The Blue Jays haven’t officially announced plans to install a dirt infield at the Rogers Centre for the upcoming season, but Stephen Brooks, the team’s senior vice-president of business operations, spilled the beans via Twitter on Saturday.
“Plan to start in Feb.,” Brooks tweeted in response to a fan’s question about when he could look forward to more dirt and less turf in Toronto.
Brooks did not respond to a request for clarification from The Toronto Star on Monday, but team president Mark Shapiro said earlier this month that a dirt infield — as opposed to just the dirt cutouts around the bases and pitcher’s mound that are currently in place — was “definitely” under consideration for the upcoming season.
The Jays are one of just two teams in Major League Baseball who play their home games on artificial turf and they are the only team without a dirt infield. The Tampa Bay Rays also play on turf, but have always played with dirt between their bases.
While it could spell the end of Toronto’s self-proclaimed “world’s fastest grounds crew,” here are five reasons why a dirt infield is a cut above.
Re-imagining the infield
• It looks better: This will be the most obvious upside to fans. A dirt infield looks more like an actual baseball field, with the sand-and-clay diamond surrounding the lawn around the mound.
Simply put, it’s more pleasing to the eye.
• It’s easier on the body: Dirt or no dirt, artificial turf is still basically a carpet laid atop concrete, but a dirt infield should be better for players’ bodies by providing more of a buffer from the unforgiving concrete floor.
While the latest iteration of artificial turf — installed last season — is noticeably softer and easier on players’ backs and joints, adding dirt to the base paths will reduce players’ exposure to the worst elements of the field.
• A better quality field: The biggest obstacle to an all-dirt infield at the Rogers Centre was the Toronto Argonauts and the stadium’s accommodation of football, which required the baseball field to be rolled up and laid atop itself after every home stand.
Every time the turf is rolled up on itself — as it has been roughly 15 to 20 times a season — the quality of the turf is degraded. It becomes harder. That’s why the Jays had to purchase new turf every five years or so.
With an all-dirt infield, the turf will have to stay in place for the entire baseball season, which is the case in Tampa, where the field is permanently in place.

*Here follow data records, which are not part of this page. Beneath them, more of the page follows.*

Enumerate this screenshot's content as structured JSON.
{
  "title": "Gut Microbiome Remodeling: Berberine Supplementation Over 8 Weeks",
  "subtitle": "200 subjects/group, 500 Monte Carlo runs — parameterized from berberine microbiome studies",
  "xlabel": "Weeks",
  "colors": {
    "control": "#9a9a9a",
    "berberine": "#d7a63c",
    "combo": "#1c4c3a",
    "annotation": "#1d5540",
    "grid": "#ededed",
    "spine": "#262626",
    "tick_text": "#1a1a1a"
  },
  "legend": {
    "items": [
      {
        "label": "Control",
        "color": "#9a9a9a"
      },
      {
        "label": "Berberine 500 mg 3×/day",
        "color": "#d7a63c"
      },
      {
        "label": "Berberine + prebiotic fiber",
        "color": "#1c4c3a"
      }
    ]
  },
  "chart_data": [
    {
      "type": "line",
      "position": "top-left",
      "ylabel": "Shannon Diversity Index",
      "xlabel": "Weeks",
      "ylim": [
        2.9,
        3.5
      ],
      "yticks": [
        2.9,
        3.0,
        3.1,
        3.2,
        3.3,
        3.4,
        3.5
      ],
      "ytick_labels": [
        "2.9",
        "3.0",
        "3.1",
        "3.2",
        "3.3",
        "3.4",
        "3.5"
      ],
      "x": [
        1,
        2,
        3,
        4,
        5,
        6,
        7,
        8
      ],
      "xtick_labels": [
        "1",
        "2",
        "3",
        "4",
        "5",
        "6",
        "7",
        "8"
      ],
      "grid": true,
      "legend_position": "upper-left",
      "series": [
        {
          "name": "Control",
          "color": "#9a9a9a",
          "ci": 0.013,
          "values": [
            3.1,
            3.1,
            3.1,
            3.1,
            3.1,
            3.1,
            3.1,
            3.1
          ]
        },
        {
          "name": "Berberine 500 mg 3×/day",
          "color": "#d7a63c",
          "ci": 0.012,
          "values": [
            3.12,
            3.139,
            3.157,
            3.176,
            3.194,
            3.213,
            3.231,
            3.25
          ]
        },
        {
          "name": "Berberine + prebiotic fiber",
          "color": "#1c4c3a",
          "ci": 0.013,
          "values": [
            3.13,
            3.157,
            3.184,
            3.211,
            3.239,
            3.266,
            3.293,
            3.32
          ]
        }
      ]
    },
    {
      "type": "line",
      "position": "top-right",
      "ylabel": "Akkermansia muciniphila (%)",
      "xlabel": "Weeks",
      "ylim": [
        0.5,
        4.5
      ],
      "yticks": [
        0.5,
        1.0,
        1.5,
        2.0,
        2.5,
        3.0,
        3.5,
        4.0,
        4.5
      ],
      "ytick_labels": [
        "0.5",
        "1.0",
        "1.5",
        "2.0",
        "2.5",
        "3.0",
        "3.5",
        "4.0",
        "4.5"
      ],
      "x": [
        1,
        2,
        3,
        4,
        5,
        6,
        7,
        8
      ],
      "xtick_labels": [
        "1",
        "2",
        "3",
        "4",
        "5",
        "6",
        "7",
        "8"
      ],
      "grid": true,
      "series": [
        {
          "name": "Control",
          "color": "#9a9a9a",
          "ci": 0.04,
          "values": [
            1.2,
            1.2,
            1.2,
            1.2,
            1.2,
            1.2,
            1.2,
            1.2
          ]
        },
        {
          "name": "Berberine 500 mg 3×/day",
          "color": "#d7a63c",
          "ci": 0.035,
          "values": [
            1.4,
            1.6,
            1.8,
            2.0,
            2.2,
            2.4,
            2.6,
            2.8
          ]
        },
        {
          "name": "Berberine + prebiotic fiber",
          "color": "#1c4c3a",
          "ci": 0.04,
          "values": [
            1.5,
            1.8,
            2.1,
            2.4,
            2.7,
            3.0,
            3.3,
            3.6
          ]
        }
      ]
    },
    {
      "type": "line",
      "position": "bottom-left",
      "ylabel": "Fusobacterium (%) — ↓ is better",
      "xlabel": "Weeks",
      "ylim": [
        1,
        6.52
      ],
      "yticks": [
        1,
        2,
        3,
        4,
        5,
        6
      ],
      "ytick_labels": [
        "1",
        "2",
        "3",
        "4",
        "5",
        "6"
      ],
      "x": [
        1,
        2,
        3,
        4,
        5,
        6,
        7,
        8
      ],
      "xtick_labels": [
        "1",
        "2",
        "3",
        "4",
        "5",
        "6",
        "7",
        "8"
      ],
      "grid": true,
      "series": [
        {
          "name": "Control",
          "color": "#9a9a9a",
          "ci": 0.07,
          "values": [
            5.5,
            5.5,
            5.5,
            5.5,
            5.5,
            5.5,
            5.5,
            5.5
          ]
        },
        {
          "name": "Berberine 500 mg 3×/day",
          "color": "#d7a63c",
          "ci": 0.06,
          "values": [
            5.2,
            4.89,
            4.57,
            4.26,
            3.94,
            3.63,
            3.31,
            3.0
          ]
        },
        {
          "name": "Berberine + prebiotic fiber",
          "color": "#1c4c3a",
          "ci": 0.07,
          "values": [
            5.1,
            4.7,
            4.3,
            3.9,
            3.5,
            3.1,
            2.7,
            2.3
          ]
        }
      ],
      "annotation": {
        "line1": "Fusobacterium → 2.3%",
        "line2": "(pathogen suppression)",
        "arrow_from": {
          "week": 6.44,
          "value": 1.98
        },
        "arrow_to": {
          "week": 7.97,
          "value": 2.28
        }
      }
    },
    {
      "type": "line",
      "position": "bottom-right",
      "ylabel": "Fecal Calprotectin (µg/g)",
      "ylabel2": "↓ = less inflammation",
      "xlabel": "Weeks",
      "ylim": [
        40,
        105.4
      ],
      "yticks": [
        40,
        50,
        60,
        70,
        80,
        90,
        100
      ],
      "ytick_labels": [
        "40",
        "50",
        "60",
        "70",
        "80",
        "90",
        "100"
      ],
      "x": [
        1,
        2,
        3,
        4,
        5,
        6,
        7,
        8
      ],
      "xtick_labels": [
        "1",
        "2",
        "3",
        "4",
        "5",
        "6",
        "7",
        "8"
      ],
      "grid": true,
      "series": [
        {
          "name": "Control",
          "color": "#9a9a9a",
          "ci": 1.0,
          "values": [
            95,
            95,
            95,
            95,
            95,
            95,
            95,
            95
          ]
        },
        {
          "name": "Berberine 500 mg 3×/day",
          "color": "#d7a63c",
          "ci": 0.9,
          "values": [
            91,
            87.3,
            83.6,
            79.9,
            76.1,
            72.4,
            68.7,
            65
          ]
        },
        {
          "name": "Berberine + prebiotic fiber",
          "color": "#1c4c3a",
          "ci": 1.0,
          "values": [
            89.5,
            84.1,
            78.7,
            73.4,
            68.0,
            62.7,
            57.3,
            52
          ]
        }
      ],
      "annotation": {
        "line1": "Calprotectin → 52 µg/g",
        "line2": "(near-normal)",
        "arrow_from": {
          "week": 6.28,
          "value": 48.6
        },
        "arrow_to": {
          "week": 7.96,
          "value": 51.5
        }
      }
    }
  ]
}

• More predictable hops: While last year’s softer turf certainly aided infielders by slowing down ground balls, players are likely to prefer the predictability of an all-dirt infield, which will be more uniform than turf.
“There’s going to have to be some getting used to, that’s for sure,” said Mike Mordecai, the Jays’ coordinator of minor-league instruction and a former infielder for the Braves, Expos and Marlins.
“The thing they won’t have to deal with anymore, though, is balls hitting seams (in the turf) and shooting six inches to the right or left.”
• One step closer to grass: Installing natural grass may not be as much a priority for Shapiro as it was for his predecessor, Paul Beeston, but moving to an all-dirt infield is still a step in the direction of a natural field.
Brooks said as much earlier this year: “It would be Step 1 in the real-grass project,” he told the National Post back in September — before Shapiro took over — about the possibility of a dirt infield in 2016.
Adding dirt to the infield will require retrofits to accommodate water drainage, which will also be necessary if the Rogers Centre were ever to install grass. So even if natural grass remains a far-off dream in Toronto, one would assume the team will keep the possibility open as they break ground for dirt.